The plan also calls for the creation of a “Welfare Reform 2.0” that would create stricter work requirements for programs such as Temporary Assistance for Needy Families (TANF) and Supplemental Nutrition Assistance Program (SNAP), previously known as food stamps; avoiding “blunt trade wars with our friends and allies that hurt consumers and set us back in the mission of isolating China”; and revamping the research and development (R&D) tax credit.

“On Joe Biden’s watch, China builds while America borrows. I have a plan to stop borrowing and start building, and create a future Made in America,” Scott said in a statement upon the release of his economic plan. 

“As President, I will cut socialist government spending, reclaim our supply chains, cut taxes, and unleash American energy. We will lead the world in building, growing, and inventing the future,” he added.

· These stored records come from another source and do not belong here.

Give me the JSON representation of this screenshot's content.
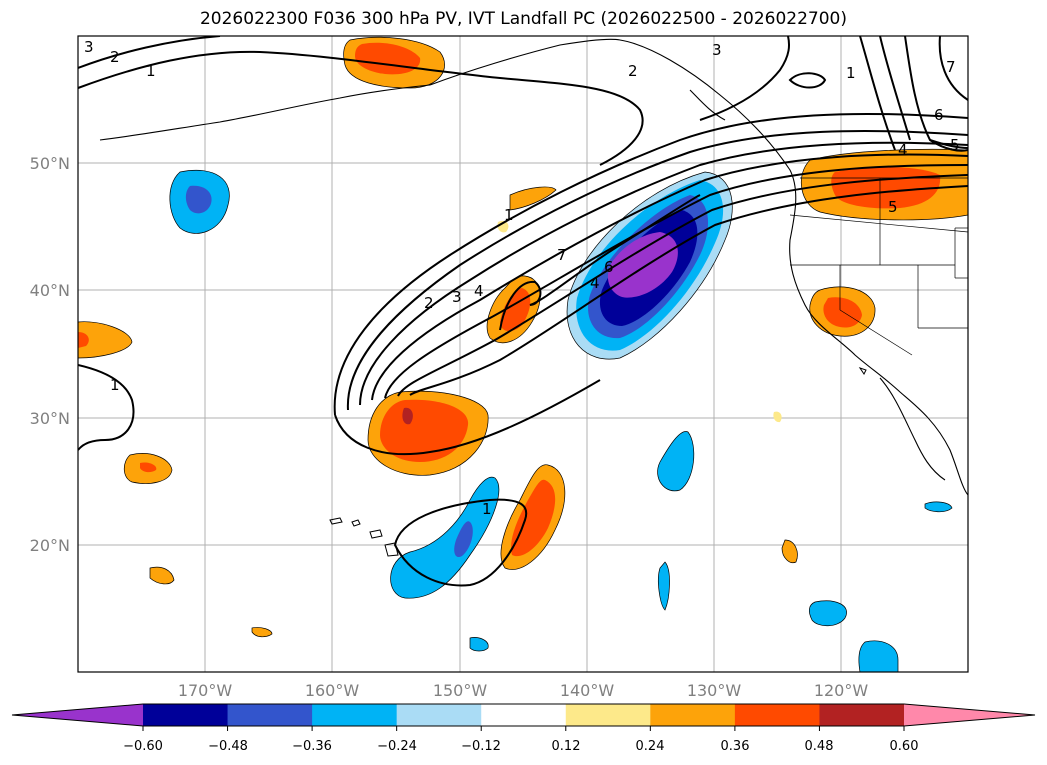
{
  "title": "2026022300 F036 300 hPa PV, IVT Landfall PC (2026022500 - 2026022700)",
  "map": {
    "lat_labels": [
      "50°N",
      "40°N",
      "30°N",
      "20°N"
    ],
    "lon_labels": [
      "170°W",
      "160°W",
      "150°W",
      "140°W",
      "130°W",
      "120°W"
    ],
    "contour_labels": [
      "3",
      "2",
      "1",
      "1",
      "2",
      "3",
      "4",
      "5",
      "6",
      "7",
      "2",
      "3",
      "4",
      "7",
      "6",
      "1",
      "1",
      "1",
      "4",
      "5"
    ]
  },
  "colorbar": {
    "tick_labels": [
      "−0.60",
      "−0.48",
      "−0.36",
      "−0.24",
      "−0.12",
      "0.12",
      "0.24",
      "0.36",
      "0.48",
      "0.60"
    ],
    "colors": [
      "#9933cc",
      "#000099",
      "#3355cc",
      "#00b3f5",
      "#aadcf5",
      "#ffffff",
      "#fde98a",
      "#fda30a",
      "#ff4a00",
      "#b22222",
      "#ff88aa"
    ]
  }
}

Scott’s plan comes as the South Carolina Republican is still trails far behind former President Trump, though some polling suggests he’s seen his support increase slightly. An Emerson College Polling survey in Iowa out on Tuesday, for example, showed Scott polling at 8 percent, up 3 percent from May.

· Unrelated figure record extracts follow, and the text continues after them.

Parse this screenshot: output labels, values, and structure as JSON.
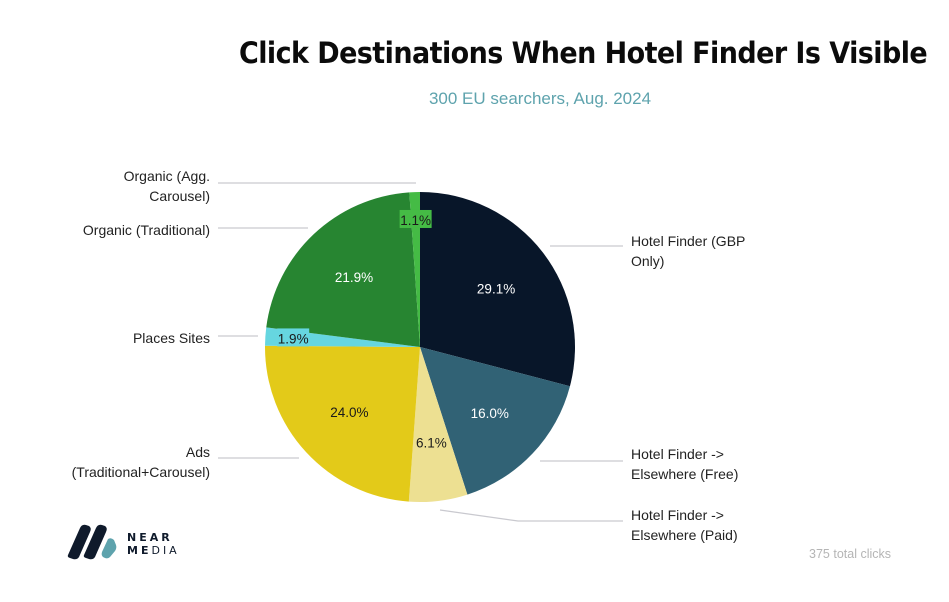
{
  "header": {
    "title": "Click Destinations When Hotel Finder Is Visible",
    "subtitle": "300 EU searchers, Aug. 2024"
  },
  "footer": {
    "note": "375 total clicks",
    "brand_line1": "NEAR",
    "brand_line2_bold": "ME",
    "brand_line2_thin": "DIA"
  },
  "colors": {
    "hotel_finder_gbp": "#081629",
    "elsewhere_free": "#316275",
    "elsewhere_paid": "#ede092",
    "ads": "#e3ca19",
    "places_sites": "#66d6e0",
    "organic_traditional": "#278531",
    "organic_agg": "#45bb45",
    "subtitle": "#5ea3ad",
    "logo_dark": "#0f1a2b",
    "logo_accent": "#5ea3ad"
  },
  "chart_data": {
    "type": "pie",
    "title": "Click Destinations When Hotel Finder Is Visible",
    "subtitle": "300 EU searchers, Aug. 2024",
    "start_angle": "12 o'clock",
    "direction": "clockwise",
    "categories": [
      "Hotel Finder (GBP Only)",
      "Hotel Finder -> Elsewhere (Free)",
      "Hotel Finder -> Elsewhere (Paid)",
      "Ads (Traditional+Carousel)",
      "Places Sites",
      "Organic (Traditional)",
      "Organic (Agg. Carousel)"
    ],
    "values": [
      29.1,
      16.0,
      6.1,
      24.0,
      1.9,
      21.9,
      1.1
    ],
    "labels": [
      "29.1%",
      "16.0%",
      "6.1%",
      "24.0%",
      "1.9%",
      "21.9%",
      "1.1%"
    ],
    "colors": [
      "#081629",
      "#316275",
      "#ede092",
      "#e3ca19",
      "#66d6e0",
      "#278531",
      "#45bb45"
    ],
    "legend": "callout labels with leader lines",
    "annotation": "375 total clicks"
  },
  "labels": {
    "gbp_only_1": "Hotel Finder (GBP",
    "gbp_only_2": "Only)",
    "free_1": "Hotel Finder ->",
    "free_2": "Elsewhere (Free)",
    "paid_1": "Hotel Finder ->",
    "paid_2": "Elsewhere (Paid)",
    "ads_1": "Ads",
    "ads_2": "(Traditional+Carousel)",
    "places": "Places Sites",
    "organic_trad": "Organic (Traditional)",
    "organic_agg_1": "Organic (Agg.",
    "organic_agg_2": "Carousel)"
  }
}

Meanwhile, Trump sat at 49 percent, down from 62 percent in May. DeSantis sat at 14 percent, down from 20 percent in May. 

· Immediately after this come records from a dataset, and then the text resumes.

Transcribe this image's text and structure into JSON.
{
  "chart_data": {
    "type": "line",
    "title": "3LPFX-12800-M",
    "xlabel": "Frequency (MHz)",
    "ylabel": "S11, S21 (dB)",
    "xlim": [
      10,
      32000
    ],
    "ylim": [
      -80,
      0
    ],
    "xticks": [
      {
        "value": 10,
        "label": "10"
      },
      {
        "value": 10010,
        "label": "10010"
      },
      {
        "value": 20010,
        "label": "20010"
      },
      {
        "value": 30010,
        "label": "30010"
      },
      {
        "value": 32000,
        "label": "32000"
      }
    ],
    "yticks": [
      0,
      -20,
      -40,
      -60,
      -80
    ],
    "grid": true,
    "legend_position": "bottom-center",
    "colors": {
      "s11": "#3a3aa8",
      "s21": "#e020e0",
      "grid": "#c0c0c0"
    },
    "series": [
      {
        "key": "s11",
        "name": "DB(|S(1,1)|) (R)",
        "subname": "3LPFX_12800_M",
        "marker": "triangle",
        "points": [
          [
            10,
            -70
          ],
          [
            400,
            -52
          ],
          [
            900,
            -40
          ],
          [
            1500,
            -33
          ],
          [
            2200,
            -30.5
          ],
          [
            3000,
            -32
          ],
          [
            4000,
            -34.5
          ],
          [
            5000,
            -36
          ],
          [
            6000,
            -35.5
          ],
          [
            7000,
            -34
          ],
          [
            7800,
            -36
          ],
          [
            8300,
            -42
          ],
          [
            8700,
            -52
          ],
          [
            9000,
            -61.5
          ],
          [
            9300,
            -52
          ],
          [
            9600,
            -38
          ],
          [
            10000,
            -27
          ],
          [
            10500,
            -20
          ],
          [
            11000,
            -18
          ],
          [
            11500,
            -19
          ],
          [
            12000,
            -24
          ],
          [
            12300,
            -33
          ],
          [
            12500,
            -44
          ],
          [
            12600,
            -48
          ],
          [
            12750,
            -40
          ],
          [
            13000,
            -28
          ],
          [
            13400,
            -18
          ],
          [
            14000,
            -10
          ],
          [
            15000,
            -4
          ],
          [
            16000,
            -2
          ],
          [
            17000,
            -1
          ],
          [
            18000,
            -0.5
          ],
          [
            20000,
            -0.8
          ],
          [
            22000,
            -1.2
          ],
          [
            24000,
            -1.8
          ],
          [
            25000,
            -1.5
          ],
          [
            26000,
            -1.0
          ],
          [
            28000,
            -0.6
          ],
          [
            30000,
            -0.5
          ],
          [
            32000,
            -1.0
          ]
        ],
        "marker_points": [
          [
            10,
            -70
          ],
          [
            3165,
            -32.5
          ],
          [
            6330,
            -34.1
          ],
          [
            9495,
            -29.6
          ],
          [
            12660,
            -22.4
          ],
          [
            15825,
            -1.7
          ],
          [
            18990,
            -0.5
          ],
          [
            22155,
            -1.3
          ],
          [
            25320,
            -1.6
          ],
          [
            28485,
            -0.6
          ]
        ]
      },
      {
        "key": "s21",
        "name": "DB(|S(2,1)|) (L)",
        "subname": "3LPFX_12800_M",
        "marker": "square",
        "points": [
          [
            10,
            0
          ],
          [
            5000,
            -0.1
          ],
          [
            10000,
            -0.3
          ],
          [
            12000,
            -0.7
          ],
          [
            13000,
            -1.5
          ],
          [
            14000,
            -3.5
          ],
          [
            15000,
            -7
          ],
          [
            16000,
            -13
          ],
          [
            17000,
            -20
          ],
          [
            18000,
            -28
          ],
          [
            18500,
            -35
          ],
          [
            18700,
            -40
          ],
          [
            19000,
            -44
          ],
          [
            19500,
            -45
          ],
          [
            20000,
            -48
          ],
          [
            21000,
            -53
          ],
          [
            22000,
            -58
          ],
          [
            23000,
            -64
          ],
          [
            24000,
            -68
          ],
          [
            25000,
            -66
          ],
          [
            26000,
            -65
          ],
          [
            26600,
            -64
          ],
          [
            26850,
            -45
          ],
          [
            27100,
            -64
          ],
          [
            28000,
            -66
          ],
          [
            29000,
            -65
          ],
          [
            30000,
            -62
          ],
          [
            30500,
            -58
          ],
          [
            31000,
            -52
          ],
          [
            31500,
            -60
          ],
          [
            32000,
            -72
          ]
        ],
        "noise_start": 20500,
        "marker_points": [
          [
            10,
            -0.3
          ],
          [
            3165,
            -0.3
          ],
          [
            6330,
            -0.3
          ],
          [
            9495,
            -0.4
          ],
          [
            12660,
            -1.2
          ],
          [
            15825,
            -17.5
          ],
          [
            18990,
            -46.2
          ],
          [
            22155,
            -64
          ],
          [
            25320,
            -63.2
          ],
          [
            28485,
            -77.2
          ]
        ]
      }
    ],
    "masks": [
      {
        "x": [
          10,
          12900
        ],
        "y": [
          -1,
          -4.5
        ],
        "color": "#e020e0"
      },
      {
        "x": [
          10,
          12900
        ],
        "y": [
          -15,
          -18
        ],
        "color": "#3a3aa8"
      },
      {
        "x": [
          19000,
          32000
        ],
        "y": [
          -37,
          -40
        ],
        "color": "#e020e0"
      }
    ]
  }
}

In other surveys, the South Carolina Republican polling behind several other challengers, like an Iowa State University/Civiqs poll, that had Scott placing fifth behind Trump, DeSantis, biotech entrepreneur Vivek Ramaswamy and former U.N. ambassador Nikki Haley in Iowa.

Still, Trump has shown his continued dominance in the 2024 GOP primary despite growing legal challenges, raising questions over whether any of his challengers will be able to dethrone him from first place by the time of the Iowa caucuses. 

The South Carolina Republican’s plan also comes against the backdrop of an impending potential government shutdown later this month as House Republicans grapple with a series of spending bills that need to be passed within the next few weeks, or a short-term spending bill in the meantime.